Wednesday, November 19, 2003

Wednesday, November 19, 2003

A very strange thing happened yesterday afternoon, and I suppose I shouldn't have been surprised, but I was...

Around closing time, three o'clock, my housekeeper Marie, met me at the office, as we had previously arranged. We had to go to the new house together so she could get through security and I could give them a letter stating that she is, in fact, my 'ménagere'. As soon as we got to the house, I got a call from my friend Gabriel who, upon learning that I was home, said he had something to discuss and that he was sending a driver over to get me. I quickly showed Marie around the new house, including the washing room- a separate room from the inside of the house with two large tub sinks and her own bathroom, and gave her copies of the keys to that room and to the kitchen, from which she can enter the house. It really is a great set-up. I told her that I would pay her a bit more since the house is further away and a little larger, at which time the driver arrived. He was the same guy who drove us to Douala on Saturday for a little shopping trip to buy Christmas items for Gabriel's store.

We arrived at the bar where Gabriel was talking with two other men, I greeted them appropriately, sat down and ordered a soda since I was a little tired and didn't feel like a beer. Gabriel has just about given up fighting when I order a 'jus' instead of a beer. The man sitting at the power position of the table was introduced as a very rich man who owns a road construction company with contracts throughout the country. He had come to Edéa to find someone to manage his in-process hotel that he is virtually finished building in town. It should be noted that he is building the hotel entirely with cash-on-hand, a completely foreign notion in the US. We began talking and I told him that I was not familiar with his hotel at which point he demanded that the driver take me over to tour it before we continued the discussion. I went over and the driver and the guardian of the site showed me around. The hotel has forty rooms, parking in the rear, an in-process "conference center" with two decent-sized rooms. The ceiling on the entrance level is low, but nicely paneled in stained wood. There are two sizes of rooms. One has a standard double bed with a small verranda and small bathroom. It is quite small, but serves its purpose. There is no room really for an armoire or television. The other is basically two of those rooms connected to each other with a slightly larger bathroom, and one of the rooms meant for sitting. This is the only one with an air-conditioner.

When I got back to the bar, the 'patron' decided that I was the one to make his business run well.
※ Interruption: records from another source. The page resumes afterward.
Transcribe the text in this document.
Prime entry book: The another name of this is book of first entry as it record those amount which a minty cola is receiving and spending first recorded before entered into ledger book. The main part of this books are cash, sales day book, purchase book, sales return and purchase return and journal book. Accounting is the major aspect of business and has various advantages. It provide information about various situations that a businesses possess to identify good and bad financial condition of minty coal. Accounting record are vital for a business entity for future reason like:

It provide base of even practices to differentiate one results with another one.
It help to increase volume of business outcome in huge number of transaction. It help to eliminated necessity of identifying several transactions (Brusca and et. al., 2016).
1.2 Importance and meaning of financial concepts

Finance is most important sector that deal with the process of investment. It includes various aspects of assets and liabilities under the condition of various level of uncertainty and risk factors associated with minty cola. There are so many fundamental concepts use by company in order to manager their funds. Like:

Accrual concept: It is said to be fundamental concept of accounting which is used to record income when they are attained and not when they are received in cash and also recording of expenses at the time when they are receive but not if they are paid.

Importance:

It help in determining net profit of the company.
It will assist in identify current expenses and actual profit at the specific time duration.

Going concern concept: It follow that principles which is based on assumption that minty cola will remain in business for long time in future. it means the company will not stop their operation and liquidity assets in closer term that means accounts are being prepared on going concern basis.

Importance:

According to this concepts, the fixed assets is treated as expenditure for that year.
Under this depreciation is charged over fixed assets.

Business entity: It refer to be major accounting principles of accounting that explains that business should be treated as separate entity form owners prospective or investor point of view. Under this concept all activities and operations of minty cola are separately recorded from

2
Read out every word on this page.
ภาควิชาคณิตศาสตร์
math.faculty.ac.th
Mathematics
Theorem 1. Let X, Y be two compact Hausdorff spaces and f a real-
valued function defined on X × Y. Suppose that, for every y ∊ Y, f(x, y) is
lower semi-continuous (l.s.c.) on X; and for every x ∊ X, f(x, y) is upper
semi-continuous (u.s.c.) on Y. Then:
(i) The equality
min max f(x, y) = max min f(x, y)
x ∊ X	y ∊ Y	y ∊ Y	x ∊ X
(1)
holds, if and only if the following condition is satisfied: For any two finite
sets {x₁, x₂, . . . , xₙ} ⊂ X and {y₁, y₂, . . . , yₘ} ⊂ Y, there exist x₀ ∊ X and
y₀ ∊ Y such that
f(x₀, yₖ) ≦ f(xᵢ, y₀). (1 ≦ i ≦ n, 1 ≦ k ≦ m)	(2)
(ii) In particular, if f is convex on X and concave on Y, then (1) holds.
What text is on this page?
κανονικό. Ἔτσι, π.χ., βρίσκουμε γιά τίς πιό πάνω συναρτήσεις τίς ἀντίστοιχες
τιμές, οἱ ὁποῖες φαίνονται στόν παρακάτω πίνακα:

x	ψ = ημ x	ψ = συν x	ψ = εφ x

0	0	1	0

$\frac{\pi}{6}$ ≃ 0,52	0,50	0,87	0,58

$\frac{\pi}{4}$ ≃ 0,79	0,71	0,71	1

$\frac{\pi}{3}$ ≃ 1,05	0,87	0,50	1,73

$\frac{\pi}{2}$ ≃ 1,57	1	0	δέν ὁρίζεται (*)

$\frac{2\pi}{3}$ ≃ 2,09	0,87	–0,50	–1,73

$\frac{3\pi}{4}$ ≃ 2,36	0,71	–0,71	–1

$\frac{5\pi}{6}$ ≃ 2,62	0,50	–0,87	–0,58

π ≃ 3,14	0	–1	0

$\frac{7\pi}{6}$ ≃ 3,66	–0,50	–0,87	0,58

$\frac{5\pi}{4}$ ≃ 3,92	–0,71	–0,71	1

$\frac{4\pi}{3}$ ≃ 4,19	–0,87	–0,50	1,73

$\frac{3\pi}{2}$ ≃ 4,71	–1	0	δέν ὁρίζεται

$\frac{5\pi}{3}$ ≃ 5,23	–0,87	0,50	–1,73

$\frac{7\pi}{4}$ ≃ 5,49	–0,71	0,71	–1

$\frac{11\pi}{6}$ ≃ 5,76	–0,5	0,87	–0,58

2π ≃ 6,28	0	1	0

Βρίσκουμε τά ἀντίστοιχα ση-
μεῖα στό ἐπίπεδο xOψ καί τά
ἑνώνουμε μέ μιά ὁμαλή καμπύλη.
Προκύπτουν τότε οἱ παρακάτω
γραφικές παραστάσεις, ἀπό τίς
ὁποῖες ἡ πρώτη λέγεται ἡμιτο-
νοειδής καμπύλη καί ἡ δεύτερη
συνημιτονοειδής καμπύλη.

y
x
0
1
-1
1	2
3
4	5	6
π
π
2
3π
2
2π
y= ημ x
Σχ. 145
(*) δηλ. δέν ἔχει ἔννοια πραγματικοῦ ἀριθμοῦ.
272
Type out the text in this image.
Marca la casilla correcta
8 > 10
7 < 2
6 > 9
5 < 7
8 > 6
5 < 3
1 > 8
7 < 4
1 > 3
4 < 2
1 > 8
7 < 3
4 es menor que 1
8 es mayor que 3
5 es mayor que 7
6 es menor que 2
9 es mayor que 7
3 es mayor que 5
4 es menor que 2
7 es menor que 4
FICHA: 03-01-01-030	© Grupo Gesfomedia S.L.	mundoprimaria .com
He told me that Cameroonians only work hard for whites and that he would tell everyone that I had bought the place had was the real owner. He would give me a car and office and anything else I needed such that it appeared to all as if I ran the place. He would also, obviously, let me have a percentage of the profits. All this, just for giving him advice on how to operate the business and for showing my white face (and presumably introducing him to my white friends). I had a hard time taking him seriously, but he was in fact quite serious. Gabriel was to run the day-to-day operations, his new wife to run accounting-apparently she has some training in that field- and I would be the PATRON- while only the four of us would know that he was the one who actually owned the place and received a majority of the profits. I didn't know what to say other than I appreciated his offer and that I was a very busy person. I didn't want to ruin it for Gabriel, so I told him (Gabriel) that we would have to work through the numbers so I could advise him whether or not to become involved himself (there is a backstory there...), and then we parted ways with a promise to talk again later this week.

Gabriel's story-which becomes clearer and clearer each week: Gabriel was hired two years ago by the Greeks who own the supermarket to run it for them and send them the profits while they left town (I don't know where they are yet). In the two years since, Gabriel has steadily run the business into the ground, to the point that he has trouble covering both inventory purchases and salaries when they occur within a couple weeks of each other. As nice as he his, he is not a very good manager of a retail business or of employees (he treats them all with contempt-as if they are all stupid and trying to cheat/steal from him). As a result of this and his barely competitive prices, his customers have found other places (including driving to Douala) to get what they need. The nail in the proverbial coffin may come in a couple of months when his chief competitor here, Petit Jean, opens a true supermarché on the main road in a brand new building.